Formation in Liturgy

This past week Rev. Jim Quigley and I attended the Washington Episcopal Clergy Association’s annual clergy conference.  The theme of the conference was, “Unleashing the Power of Worship.”  As one might expect there were lectures about liturgy–how we make worship.  In between the lecture segments there were small group discussions at round tables in the back of the large conference hall.  The group that Jim+ and I found ourselves in consisted of clergy from churches about the same size as St. Alban’s:  The Cathedral, St. Columba’s, St. John’s Lafayette Square, Christ Church Georgetown, etc.

One of the questions that was asked of the small groups was something along the lines of, “What part of our liturgy has been formational for you?” (pardon my paraphrase–the actual question was much more eloquently written.)

When I was invited to speak I said that what was most formational for me in our liturgy wasn’t really a part of the liturgy but a single word, “Amen.”  Specifically, I was thinking about two moments; the first is the “Amen,” at the end of a sermon, and the second is “The Great Amen,” at the end of the Eucharistic Prayers in Rite II.

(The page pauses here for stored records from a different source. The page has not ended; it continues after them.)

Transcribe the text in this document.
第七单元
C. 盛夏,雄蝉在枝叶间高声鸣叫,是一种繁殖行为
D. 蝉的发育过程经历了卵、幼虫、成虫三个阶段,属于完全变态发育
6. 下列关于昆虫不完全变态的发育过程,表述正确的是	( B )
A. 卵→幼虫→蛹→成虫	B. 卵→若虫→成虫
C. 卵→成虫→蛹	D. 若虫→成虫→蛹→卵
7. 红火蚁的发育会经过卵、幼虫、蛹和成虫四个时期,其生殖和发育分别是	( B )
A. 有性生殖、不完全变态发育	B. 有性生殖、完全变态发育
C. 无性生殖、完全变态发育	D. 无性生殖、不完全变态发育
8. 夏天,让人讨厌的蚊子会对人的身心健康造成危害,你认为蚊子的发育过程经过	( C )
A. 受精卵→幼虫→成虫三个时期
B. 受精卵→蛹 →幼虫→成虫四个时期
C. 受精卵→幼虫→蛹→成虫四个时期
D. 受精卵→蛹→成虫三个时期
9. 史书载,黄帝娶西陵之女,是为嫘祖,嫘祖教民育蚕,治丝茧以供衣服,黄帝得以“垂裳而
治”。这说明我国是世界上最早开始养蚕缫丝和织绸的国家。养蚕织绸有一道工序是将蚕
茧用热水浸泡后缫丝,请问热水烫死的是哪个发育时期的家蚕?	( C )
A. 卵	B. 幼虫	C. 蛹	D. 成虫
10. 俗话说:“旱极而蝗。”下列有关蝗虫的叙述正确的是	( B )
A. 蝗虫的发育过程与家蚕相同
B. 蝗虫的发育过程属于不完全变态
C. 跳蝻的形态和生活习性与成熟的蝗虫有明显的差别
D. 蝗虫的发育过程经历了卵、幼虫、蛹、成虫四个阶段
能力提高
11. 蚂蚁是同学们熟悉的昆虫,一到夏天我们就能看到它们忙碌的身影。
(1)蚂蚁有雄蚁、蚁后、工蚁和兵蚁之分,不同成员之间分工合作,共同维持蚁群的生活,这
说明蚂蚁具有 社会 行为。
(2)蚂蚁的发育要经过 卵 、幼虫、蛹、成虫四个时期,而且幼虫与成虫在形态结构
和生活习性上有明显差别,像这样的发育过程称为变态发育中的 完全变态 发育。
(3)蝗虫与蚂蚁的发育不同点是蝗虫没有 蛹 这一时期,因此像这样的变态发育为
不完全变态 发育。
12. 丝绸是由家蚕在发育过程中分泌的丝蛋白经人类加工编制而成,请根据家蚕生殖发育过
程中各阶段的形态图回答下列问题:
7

For me these two responses from the congregation have been formational for me because they represent both the mood of the congregation and the mood of the celebrant.  Very often one influences the other.  Example:  when the celebrant builds up a long crecendo of both intensity and even voice volume at the end of the Eucharistic Prayer, and he or she concludes with a loud and strong, “AMEN,” the congregation is often times just as intense  as the celebrant.  Conversely, when a preacher ends a sermon with a soft or even omitted, “Amen,” at the end of sermon that sends a signal to the congregation which is often responded to in kind with a soft or non-existant “Amen.”


As you may know, the word “Amen,” means: “I believe,” or, “I agree.”  So when there is a loud amen at the end of a sermon or the end of the eucharistic prayer it is a sign of agreeance with what was just said or prayed. The “AMEN,” at the end of the eucharistic prayers is the only place in the Book of Common Prayer where the letters of a word are in all capitals.  In fact, that “AMEN” is called, “The Great AMEN.”


These sets of “Amens,” have been formative for me because they signaled for me the mood, the feeling, the culmination of the two main parts of our worship service.  They are the collective response to the proclamation of The Word of God, and the common prayer that the priest makes on behalf of the congregation in the eucharist.


So, notice when and how the word, “Amen” is spoken in worship by the celebrant or preacher.  Then notice the congregation’s response…and notice what is preached or prayed and your own “Amen.”


I wonder, what moment or moments in the liturgy have been formative for you?  What part or parts of our liturgy have shaped how you are as a Christian?  Won’t you share them with us?



About matthewhanisian

Associate Rector at St. Alban's Episcopal Church, Washington, D.C.
This entry was posted in The Rev. Matthew R. Hanisian and tagged , , , , . Bookmark the permalink.

3 Responses to Formation in Liturgy

  1. Jo says:

    I am always moved (and re-moved!) by the post-communion prayer at 11:15 that ties us to mystery, holy fellowship of the faithful both here and departed, and reminds us that God has a path for us — and it gets me back on it.
    There is never a baptism Sunday that fails to reshape my life as we all say the baptismal covenant together. And the very best prayer: “Sustain them, O Lord, in your Holy Spirit. Give them an inquiring and discerning heart, the courage to will and to persevere, a spirit to know and to love you, and the gift of joy and wonder in all your works.” That’s all any of us can ask — and gratefully receive.

  2. Linda V says:

    For me it is the music and the gospel reading. I think that something mystical occurs when the priest walks to the center of the church and stands among the people to speak the words of Jesus.

  3. Ashley Cooper Hair says:

    We asked this very question of our Sr. Youth this spring. I was surprised by the diversity or responses. In a later discussion, asking what might draw or deter new folks from joining our church, several of the youth noted that our liturgy may be too formal for some–but, that while they think parts could be shortened, they love our liturgy.